On 1/30/07, Marc Riddell <michaeldavid86(a)comcast.net> wrote:
on 1/30/07 8:24 PM, George Herbert at
george.herbert(a)gmail.com wrote:
To amplify something from my earlier comment, no
forum which is a
complete anarchy on the Internet survives. This is true of other
forms of machine-mediated discussion such as IM, IRC, Usenet, BBSes,
email, etc.
There has to be a social contract, preferably explicit, but implicit
if not otherwise.
People tend to both be more aggressive in online discussions and to
take offense more easily; the lack of visual and audio clues in both
directions of a conversation is something which humans adapt in odd
ways to. The moderating influence of nonverbal communications falls
right away.
This is in no way local to Wikipedia; it's generic to online
text-based communications. Combining immediacy with text-only format
causes the problems.
George,
First, "civility" is a highly subjective thing.

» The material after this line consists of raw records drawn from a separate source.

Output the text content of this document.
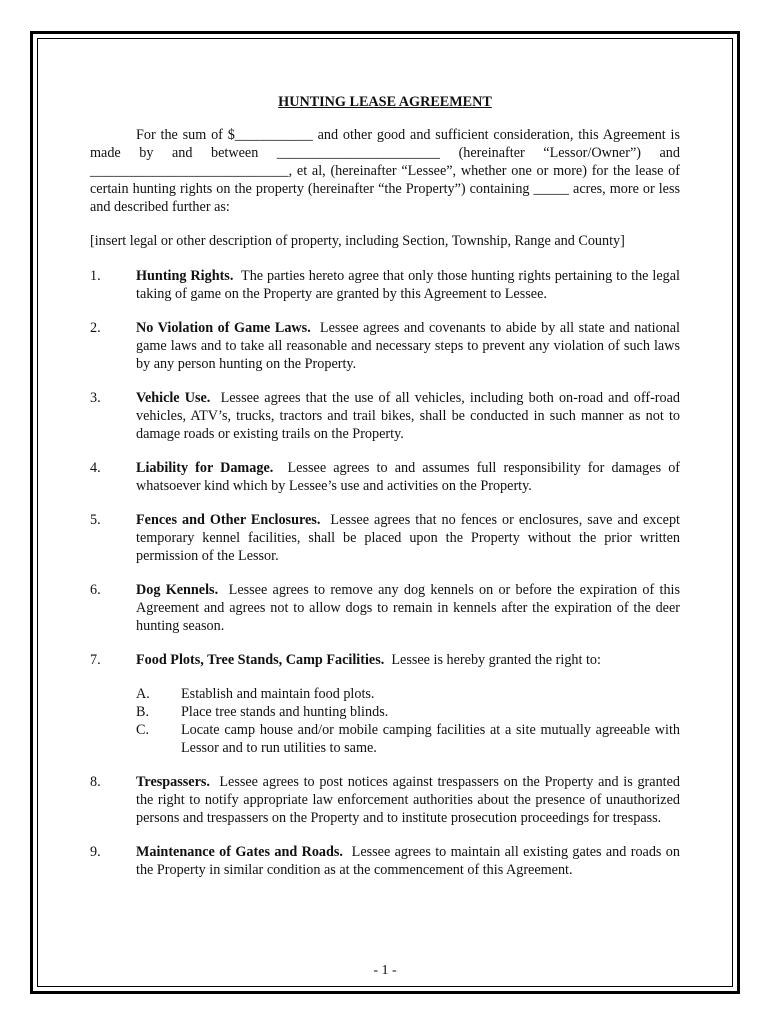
HUNTING LEASE AGREEMENT
For the sum of $___________ and other good and sufficient consideration, this Agreement is made by and between _______________________ (hereinafter “Lessor/Owner”) and ____________________________, et al, (hereinafter “Lessee”, whether one or more) for the lease of certain hunting rights on the property (hereinafter “the Property”) containing _____ acres, more or less and described further as:
[insert legal or other description of property, including Section, Township, Range and County]
1.	Hunting Rights. The parties hereto agree that only those hunting rights pertaining to the legal taking of game on the Property are granted by this Agreement to Lessee.
2.	No Violation of Game Laws. Lessee agrees and covenants to abide by all state and national game laws and to take all reasonable and necessary steps to prevent any violation of such laws by any person hunting on the Property.
3.	Vehicle Use. Lessee agrees that the use of all vehicles, including both on-road and off-road vehicles, ATV’s, trucks, tractors and trail bikes, shall be conducted in such manner as not to damage roads or existing trails on the Property.
4.	Liability for Damage. Lessee agrees to and assumes full responsibility for damages of whatsoever kind which by Lessee’s use and activities on the Property.
5.	Fences and Other Enclosures. Lessee agrees that no fences or enclosures, save and except temporary kennel facilities, shall be placed upon the Property without the prior written permission of the Lessor.
6.	Dog Kennels. Lessee agrees to remove any dog kennels on or before the expiration of this Agreement and agrees not to allow dogs to remain in kennels after the expiration of the deer hunting season.
7.	Food Plots, Tree Stands, Camp Facilities. Lessee is hereby granted the right to:
A.	Establish and maintain food plots.
B.	Place tree stands and hunting blinds.
C.	Locate camp house and/or mobile camping facilities at a site mutually agreeable with Lessor and to run utilities to same.
8.	Trespassers. Lessee agrees to post notices against trespassers on the Property and is granted the right to notify appropriate law enforcement authorities about the presence of unauthorized persons and trespassers on the Property and to institute prosecution proceedings for trespass.
9.	Maintenance of Gates and Roads. Lessee agrees to maintain all existing gates and roads on the Property in similar condition as at the commencement of this Agreement.
- 1 -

To some extent, yes. But can be subject to widely held common agreement.
And, regardless of the setting, is being able to speak
the words you want to
speak really anarchy?
If we are face to face, and I don't like what you are saying, I have the
right to leave. If it's written, I have the right to tear it up.
That to me is civil.
You always have the right to stop reading a Wikipedia talk page, email, or such.
The problem is that those forums constitute the only mechanisms by
which nearly all decision-making happens in Wikipedia. You can't go
"I'm going to go over to that room there, with these other people, and
stop listening to the guy shouting into the megaphone". There's only
one "room" per topic (or, a small set, of meta-topic rooms plus the
right one). If someone's abusing others, their only options short of
some form of community imposed censorship are to stop participating.
Every forum I have seen people try to build online, without exception,
has failed and fallen apart if there wasn't a mechanism by which
abusive contributors could be exiled. There have also been a fair
number of places where tin-pot dictators stifle discussion - there's
no doubt that there's a continuum from undercontrol to overcontrol.
Wikipedia is operating comfortably in the middle ground, which is in
my experience and opinion the only place that an online community can
survive.
There have been various academic studies on the topic of interpersonal
communications and community standards online; I don't have convenient
citations, but it's out there. They have observed the same thing.